Find numpy array with don't cares in a numpy array

Here's my solution

• Extract the sub-array of A without the dont-care cols
• Use np.where to match the rows from A to B
• Use np.all to get indices that match perfectly along the rows, axis=1
• You could use the match_indices to re-index into a.

# If we have the following:
b = np.array([0,0,-1,-1])

# We can extract the columns that are filtered on from b:
wildcard = -1
filter_cols = [i for i, val in enumerate(b) if val != wildcard]

b_sub = b[filter_cols]
a_sub = a[:, filter_cols]

# Now we can filter on a_sub to get the indices that match
matches = np.where(a_sub == b_sub, True, False)
match_indices = np.all(matches, axis=1)

match_indices should have the answer you need!

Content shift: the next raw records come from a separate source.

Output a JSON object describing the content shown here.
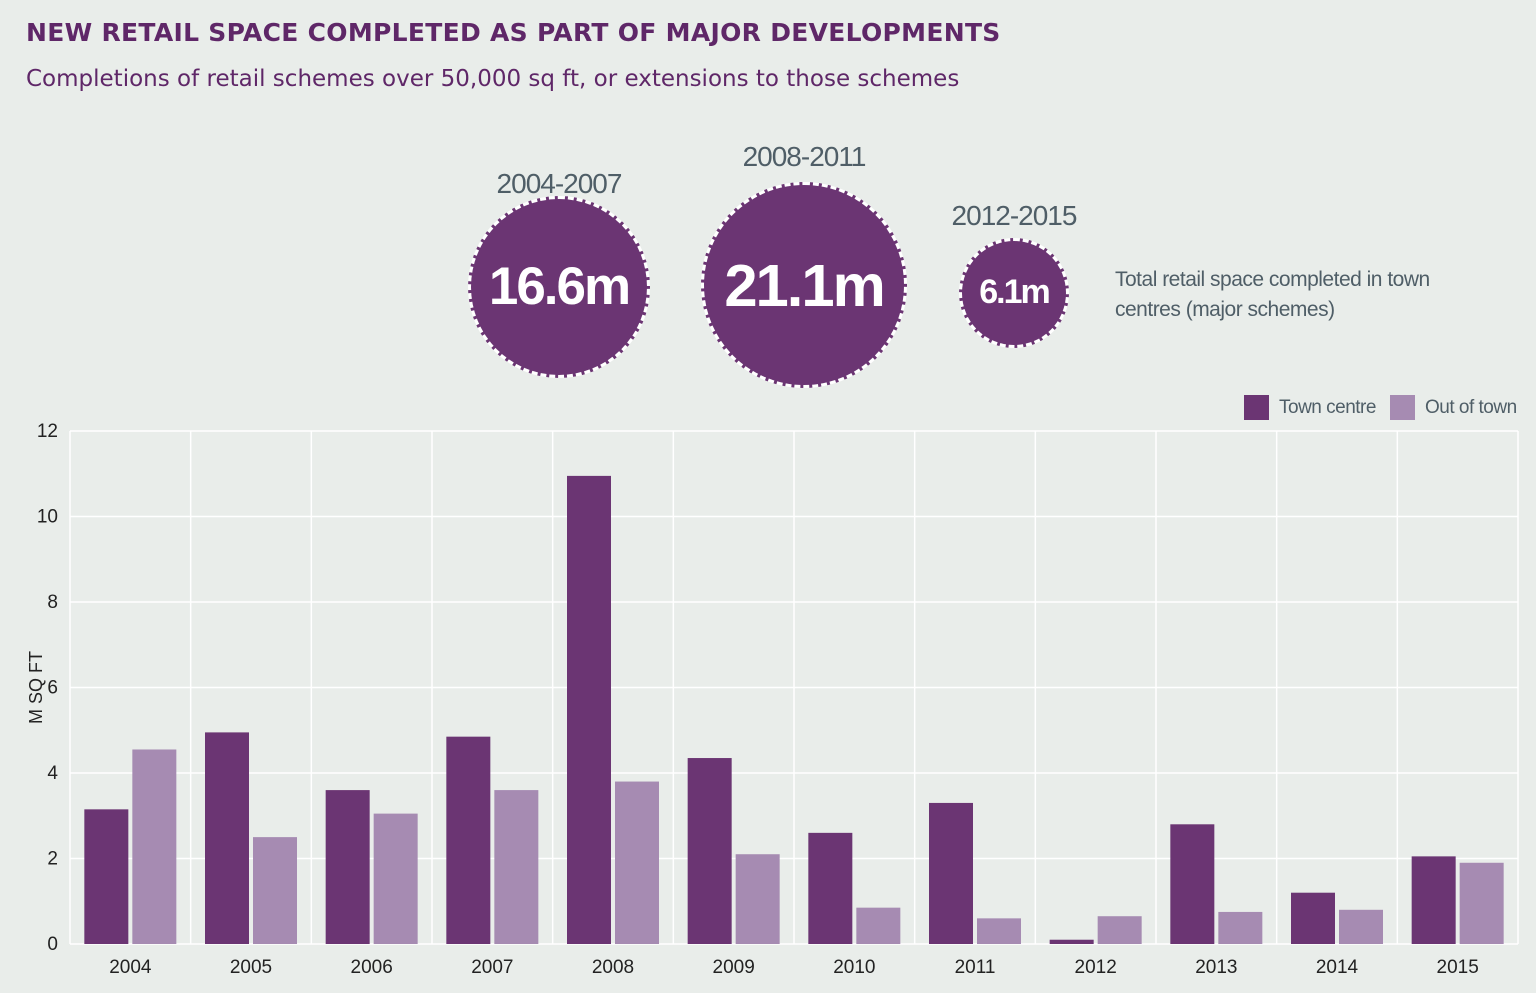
{
  "header": {
    "title": "NEW RETAIL SPACE COMPLETED AS PART OF MAJOR DEVELOPMENTS",
    "subtitle": "Completions of retail schemes over 50,000 sq ft, or extensions to those schemes"
  },
  "bubbles": [
    {
      "period": "2004-2007",
      "value": "16.6m",
      "amount": 16.6
    },
    {
      "period": "2008-2011",
      "value": "21.1m",
      "amount": 21.1
    },
    {
      "period": "2012-2015",
      "value": "6.1m",
      "amount": 6.1
    }
  ],
  "bubble_note": "Total retail space completed in town centres (major schemes)",
  "colors": {
    "town_centre": "#6b3573",
    "out_of_town": "#a68bb2",
    "background": "#e9edea",
    "title": "#5f2768"
  },
  "legend": {
    "placement": "top-right",
    "items": [
      {
        "label": "Town centre",
        "color": "#6b3573"
      },
      {
        "label": "Out of town",
        "color": "#a68bb2"
      }
    ]
  },
  "chart_data": {
    "type": "bar",
    "title": "",
    "xlabel": "",
    "ylabel": "M SQ FT",
    "ylim": [
      0,
      12
    ],
    "yticks": [
      0,
      2,
      4,
      6,
      8,
      10,
      12
    ],
    "grid": true,
    "categories": [
      "2004",
      "2005",
      "2006",
      "2007",
      "2008",
      "2009",
      "2010",
      "2011",
      "2012",
      "2013",
      "2014",
      "2015"
    ],
    "series": [
      {
        "name": "Town centre",
        "values": [
          3.15,
          4.95,
          3.6,
          4.85,
          10.95,
          4.35,
          2.6,
          3.3,
          0.1,
          2.8,
          1.2,
          2.05
        ]
      },
      {
        "name": "Out of town",
        "values": [
          4.55,
          2.5,
          3.05,
          3.6,
          3.8,
          2.1,
          0.85,
          0.6,
          0.65,
          0.75,
          0.8,
          1.9
        ]
      }
    ]
  }
}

I had a much more brute force answer. The where/all thing is better.

import numpy as np

a = np.array(
    [
        [1,2,0,0],
        [0,1,2,0],
        [0,0,1,2],
        [2,0,0,1],
        [3,4,0,0],
        [0,3,4,0],
        [0,0,3,4],
        [4,0,0,3]
    ]
    , dtype=np.int8
)

def fuzzyfind( haystack, needle ):
    c = np.ones( haystack.shape[0] ) == 1
    for i,v in enumerate(needle):
        if v >= 0:
            c = c & (a[:,i] == v)
    return np.argwhere(c)

print( fuzzyfind( a, [0, 0, -1, -1] ))
print( fuzzyfind( a, [0, 3, 4, -1] ))
print( fuzzyfind( a, [2, -1, 0, 1] ))
print( fuzzyfind( a, [2, -1, -1, -1] ))

Output:

[[2]
 [6]]
[[5]]
[[3]]
[[3]]

You can try the following:

np.nonzero(np.all((a == b) | (b == -1), axis=1))